My question is, does the lemmatization process reduce the size of corpus? I am confused, kindly help in this regard. Any help is appreciated!


Solution

  • Lemmatization converts each token (aka form) in the sentence into its lemma form (aka type):

    >>> from nltk import word_tokenize
    >>> from pywsd.utils import lemmatize_sentence
    
    >>> text = ['This is a corpus with multiple sentences.', 'This was the second sentence running.', 'For some reasons, there is a need to second foo bar ran.']
    
    >>> lemmatize_sentence(text[0]) # Lemmatized sentence example.
    ['this', 'be', 'a', 'corpus', 'with', 'multiple', 'sentence', '.']
    >>> word_tokenize(text[0]) # Tokenized sentence example. 
    ['This', 'is', 'a', 'corpus', 'with', 'multiple', 'sentences', '.']
    >>> word_tokenize(text[0].lower()) # Lowercased and tokenized sentence example.
    ['this', 'is', 'a', 'corpus', 'with', 'multiple', 'sentences', '.']
    

    If we lemmatize the sentence, each token should receive the corresponding lemma form, so the no. of "words" remains the same whether it's the form or the type:

    >>> num_tokens = sum([len(word_tokenize(sent.lower())) for sent in text])
    >>> num_lemmas = sum([len(lemmatize_sentence(sent)) for sent in text])
    >>> num_tokens, num_lemmas
    (29, 29)
    
    
    >>> [lemmatize_sentence(sent) for sent in text] # lemmatized sentences
    [['this', 'be', 'a', 'corpus', 'with', 'multiple', 'sentence', '.'], ['this', 'be', 'the', 'second', 'sentence', 'running', '.'], ['for', 'some', 'reason', ',', 'there', 'be', 'a', 'need', 'to', 'second', 'foo', 'bar', 'ran', '.']]
    
    >>> [word_tokenize(sent.lower()) for sent in text] # tokenized sentences
    [['this', 'is', 'a', 'corpus', 'with', 'multiple', 'sentences', '.'], ['this', 'was', 'the', 'second', 'sentence', 'running', '.'], ['for', 'some', 'reasons', ',', 'there', 'is', 'a', 'need', 'to', 'second', 'foo', 'bar', 'ran', '.']]
    

    The "compression" per-se would refer to the number of unique tokens represented in the whole corpus after you've lemmatized the sentences, e.g.

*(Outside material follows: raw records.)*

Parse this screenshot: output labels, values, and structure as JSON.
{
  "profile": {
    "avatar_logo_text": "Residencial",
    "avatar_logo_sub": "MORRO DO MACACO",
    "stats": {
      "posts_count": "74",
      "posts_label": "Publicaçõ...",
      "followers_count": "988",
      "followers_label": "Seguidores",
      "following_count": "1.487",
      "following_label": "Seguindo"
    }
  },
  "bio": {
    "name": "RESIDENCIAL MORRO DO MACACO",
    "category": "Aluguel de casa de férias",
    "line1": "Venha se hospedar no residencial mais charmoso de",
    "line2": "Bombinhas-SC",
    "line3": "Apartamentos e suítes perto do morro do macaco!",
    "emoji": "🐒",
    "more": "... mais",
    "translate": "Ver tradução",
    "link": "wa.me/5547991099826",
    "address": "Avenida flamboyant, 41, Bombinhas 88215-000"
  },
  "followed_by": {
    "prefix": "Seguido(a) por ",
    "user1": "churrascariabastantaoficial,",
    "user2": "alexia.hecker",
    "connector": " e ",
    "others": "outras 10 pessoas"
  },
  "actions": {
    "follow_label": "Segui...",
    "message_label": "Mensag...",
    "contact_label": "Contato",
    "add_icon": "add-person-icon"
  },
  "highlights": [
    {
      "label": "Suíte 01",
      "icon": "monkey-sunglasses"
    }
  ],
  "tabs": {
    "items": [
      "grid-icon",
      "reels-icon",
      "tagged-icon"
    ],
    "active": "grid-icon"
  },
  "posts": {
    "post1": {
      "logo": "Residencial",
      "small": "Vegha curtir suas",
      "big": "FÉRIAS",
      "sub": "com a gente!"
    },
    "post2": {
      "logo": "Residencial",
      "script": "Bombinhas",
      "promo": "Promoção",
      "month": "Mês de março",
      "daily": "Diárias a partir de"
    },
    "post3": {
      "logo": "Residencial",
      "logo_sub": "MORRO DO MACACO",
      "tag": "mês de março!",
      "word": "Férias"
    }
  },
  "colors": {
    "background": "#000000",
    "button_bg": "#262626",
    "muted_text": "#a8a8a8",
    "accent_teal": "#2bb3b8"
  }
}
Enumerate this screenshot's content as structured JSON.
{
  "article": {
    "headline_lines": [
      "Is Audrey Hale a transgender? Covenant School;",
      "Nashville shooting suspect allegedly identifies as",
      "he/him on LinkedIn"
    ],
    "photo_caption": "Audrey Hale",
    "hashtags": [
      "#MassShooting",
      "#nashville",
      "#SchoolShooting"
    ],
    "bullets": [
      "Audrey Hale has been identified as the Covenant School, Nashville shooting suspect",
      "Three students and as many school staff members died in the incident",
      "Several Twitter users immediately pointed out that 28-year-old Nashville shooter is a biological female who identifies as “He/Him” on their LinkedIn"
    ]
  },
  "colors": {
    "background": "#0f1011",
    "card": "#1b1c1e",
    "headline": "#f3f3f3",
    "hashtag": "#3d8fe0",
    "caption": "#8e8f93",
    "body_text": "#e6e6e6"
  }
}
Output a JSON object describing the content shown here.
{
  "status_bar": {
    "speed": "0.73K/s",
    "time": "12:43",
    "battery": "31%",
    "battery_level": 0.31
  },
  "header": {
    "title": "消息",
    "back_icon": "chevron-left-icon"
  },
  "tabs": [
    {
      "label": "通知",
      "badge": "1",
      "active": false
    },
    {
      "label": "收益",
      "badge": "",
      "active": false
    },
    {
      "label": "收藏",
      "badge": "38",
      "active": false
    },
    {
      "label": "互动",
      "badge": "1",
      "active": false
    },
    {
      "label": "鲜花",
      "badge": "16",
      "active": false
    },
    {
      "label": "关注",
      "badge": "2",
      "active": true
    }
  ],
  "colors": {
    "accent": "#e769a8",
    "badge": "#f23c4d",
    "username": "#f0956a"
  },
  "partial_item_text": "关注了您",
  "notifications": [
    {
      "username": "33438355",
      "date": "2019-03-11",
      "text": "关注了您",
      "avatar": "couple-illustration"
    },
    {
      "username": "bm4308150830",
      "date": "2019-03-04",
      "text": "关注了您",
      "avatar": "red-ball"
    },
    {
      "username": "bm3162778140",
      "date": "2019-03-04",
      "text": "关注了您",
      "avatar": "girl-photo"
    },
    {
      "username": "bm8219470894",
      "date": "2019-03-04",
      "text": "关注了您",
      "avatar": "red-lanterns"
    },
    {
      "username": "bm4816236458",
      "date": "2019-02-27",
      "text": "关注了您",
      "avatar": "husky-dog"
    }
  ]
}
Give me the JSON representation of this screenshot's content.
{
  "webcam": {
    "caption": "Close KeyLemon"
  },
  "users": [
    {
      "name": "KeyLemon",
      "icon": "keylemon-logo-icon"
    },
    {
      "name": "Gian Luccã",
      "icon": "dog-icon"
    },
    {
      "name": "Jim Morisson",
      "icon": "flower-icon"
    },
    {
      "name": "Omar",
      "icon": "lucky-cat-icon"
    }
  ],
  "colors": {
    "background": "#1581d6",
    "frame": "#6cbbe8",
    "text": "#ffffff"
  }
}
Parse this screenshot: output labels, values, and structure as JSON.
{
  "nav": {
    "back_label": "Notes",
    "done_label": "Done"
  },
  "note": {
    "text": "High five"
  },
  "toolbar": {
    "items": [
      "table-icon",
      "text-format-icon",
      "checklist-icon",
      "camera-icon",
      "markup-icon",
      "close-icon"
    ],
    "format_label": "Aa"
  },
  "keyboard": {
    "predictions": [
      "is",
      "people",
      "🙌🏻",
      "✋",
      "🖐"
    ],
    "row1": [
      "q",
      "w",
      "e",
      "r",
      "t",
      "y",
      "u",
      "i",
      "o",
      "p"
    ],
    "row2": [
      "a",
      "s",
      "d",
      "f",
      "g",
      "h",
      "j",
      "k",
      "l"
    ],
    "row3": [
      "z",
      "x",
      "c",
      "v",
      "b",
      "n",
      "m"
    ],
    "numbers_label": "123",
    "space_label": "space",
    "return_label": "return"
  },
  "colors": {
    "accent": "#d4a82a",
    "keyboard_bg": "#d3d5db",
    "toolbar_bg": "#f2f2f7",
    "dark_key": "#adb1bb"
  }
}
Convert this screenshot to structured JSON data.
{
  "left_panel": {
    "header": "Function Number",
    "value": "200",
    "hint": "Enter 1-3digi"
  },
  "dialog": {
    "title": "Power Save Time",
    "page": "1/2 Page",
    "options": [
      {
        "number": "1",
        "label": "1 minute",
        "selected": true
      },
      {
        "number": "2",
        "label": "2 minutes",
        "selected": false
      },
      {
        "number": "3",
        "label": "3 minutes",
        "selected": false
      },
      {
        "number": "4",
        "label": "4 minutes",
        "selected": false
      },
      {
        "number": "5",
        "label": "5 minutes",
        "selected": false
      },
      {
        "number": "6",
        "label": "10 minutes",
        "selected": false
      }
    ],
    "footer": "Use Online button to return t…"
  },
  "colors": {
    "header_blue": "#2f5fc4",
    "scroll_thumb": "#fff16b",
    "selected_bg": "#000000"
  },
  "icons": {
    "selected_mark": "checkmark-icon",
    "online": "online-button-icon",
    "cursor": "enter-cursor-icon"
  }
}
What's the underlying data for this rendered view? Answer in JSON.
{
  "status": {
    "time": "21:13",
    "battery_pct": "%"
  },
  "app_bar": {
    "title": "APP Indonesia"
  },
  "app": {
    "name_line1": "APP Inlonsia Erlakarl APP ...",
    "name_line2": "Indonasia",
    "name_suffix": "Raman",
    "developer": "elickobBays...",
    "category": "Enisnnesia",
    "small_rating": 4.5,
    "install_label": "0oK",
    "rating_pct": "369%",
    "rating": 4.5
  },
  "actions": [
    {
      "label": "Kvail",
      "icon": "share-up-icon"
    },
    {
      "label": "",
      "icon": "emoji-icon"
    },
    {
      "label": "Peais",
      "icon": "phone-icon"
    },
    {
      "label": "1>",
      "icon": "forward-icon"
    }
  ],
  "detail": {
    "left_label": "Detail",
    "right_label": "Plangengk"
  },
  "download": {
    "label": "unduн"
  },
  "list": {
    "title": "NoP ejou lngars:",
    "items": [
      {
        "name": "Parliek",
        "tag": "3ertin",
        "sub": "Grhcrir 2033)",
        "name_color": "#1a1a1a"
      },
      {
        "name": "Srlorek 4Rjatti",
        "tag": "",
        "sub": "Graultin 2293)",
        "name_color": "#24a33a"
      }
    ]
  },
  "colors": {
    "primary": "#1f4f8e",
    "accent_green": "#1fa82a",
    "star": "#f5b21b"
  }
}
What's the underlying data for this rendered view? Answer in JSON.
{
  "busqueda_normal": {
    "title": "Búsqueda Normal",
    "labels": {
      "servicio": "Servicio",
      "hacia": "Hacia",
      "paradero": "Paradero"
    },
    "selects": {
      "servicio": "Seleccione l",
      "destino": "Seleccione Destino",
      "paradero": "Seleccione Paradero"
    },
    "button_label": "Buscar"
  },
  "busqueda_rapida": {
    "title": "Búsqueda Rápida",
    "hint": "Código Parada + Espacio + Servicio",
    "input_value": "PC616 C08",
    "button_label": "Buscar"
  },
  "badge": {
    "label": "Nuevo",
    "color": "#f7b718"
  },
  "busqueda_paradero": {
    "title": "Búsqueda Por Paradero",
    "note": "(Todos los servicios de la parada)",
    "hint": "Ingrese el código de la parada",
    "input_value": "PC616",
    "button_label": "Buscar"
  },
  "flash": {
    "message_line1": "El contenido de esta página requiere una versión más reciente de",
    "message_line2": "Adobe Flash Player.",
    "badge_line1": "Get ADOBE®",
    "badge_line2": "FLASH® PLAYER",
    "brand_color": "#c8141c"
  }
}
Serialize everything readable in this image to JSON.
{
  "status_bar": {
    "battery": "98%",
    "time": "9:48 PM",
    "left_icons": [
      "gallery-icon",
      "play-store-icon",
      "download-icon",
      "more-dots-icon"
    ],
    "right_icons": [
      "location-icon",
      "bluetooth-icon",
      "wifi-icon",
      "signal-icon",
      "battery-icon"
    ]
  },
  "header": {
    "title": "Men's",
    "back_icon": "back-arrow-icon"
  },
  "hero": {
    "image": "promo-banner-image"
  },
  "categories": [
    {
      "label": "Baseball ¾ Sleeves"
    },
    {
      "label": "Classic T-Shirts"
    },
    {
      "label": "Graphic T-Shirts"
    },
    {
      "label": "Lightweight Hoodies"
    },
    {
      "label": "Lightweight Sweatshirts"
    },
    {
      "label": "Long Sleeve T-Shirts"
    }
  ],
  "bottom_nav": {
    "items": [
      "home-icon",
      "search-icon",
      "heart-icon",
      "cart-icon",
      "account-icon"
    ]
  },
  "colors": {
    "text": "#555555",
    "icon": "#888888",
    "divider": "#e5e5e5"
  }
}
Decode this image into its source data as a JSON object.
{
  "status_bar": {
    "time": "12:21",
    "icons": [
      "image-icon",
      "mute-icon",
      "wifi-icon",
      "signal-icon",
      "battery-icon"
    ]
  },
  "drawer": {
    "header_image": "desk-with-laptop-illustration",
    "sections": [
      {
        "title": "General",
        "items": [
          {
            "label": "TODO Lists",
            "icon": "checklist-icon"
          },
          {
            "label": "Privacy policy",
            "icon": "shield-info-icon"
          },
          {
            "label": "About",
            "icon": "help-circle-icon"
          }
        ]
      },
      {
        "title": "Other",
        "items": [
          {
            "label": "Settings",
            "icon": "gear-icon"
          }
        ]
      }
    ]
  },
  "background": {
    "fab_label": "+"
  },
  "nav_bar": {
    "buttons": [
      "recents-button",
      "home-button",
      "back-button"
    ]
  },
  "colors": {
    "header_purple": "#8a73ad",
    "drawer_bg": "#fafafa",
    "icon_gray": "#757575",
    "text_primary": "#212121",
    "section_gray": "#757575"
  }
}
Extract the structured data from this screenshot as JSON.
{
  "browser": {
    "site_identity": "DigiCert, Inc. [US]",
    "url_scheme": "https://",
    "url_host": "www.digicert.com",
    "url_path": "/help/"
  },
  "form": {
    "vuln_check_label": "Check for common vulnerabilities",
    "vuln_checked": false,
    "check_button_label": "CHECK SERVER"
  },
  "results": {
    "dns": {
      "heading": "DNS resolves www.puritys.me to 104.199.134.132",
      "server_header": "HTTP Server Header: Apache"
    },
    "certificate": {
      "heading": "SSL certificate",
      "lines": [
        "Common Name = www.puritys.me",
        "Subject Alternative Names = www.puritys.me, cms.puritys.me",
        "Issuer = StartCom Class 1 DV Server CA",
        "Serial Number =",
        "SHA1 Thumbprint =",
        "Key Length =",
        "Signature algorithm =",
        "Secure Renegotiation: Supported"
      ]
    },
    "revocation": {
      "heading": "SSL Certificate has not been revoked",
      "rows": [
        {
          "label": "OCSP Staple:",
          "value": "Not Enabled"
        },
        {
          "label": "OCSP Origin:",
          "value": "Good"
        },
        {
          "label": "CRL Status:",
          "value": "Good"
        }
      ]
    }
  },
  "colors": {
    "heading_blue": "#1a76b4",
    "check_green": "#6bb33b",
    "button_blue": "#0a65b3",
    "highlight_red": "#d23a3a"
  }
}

    >>> lemma_vocab = set(chain(*[lemmatize_sentence(sent) for sent in text]))
    >>> token_vocab = set(chain(*[word_tokenize(sent.lower()) for sent in text]))
    >>> len(lemma_vocab), len(token_vocab)
    (21, 23)
    
    >>> lemma_vocab
    {'the', 'this', 'to', 'reason', 'for', 'second', 'a', 'running', 'some', 'sentence', 'be', 'foo', 'ran', 'with', '.', 'need', 'multiple', 'bar', 'corpus', 'there', ','}
    >>> token_vocab
    {'the', 'this', 'to', 'for', 'sentences', 'a', 'second', 'running', 'some', 'is', 'sentence', 'foo', 'reasons', 'with', 'ran', '.', 'need', 'multiple', 'bar', 'corpus', 'there', 'was', ','}
    

    Note: Lemmatization is a pre-processing step. But it should not overwrite your original corpus with the lemmatize forms.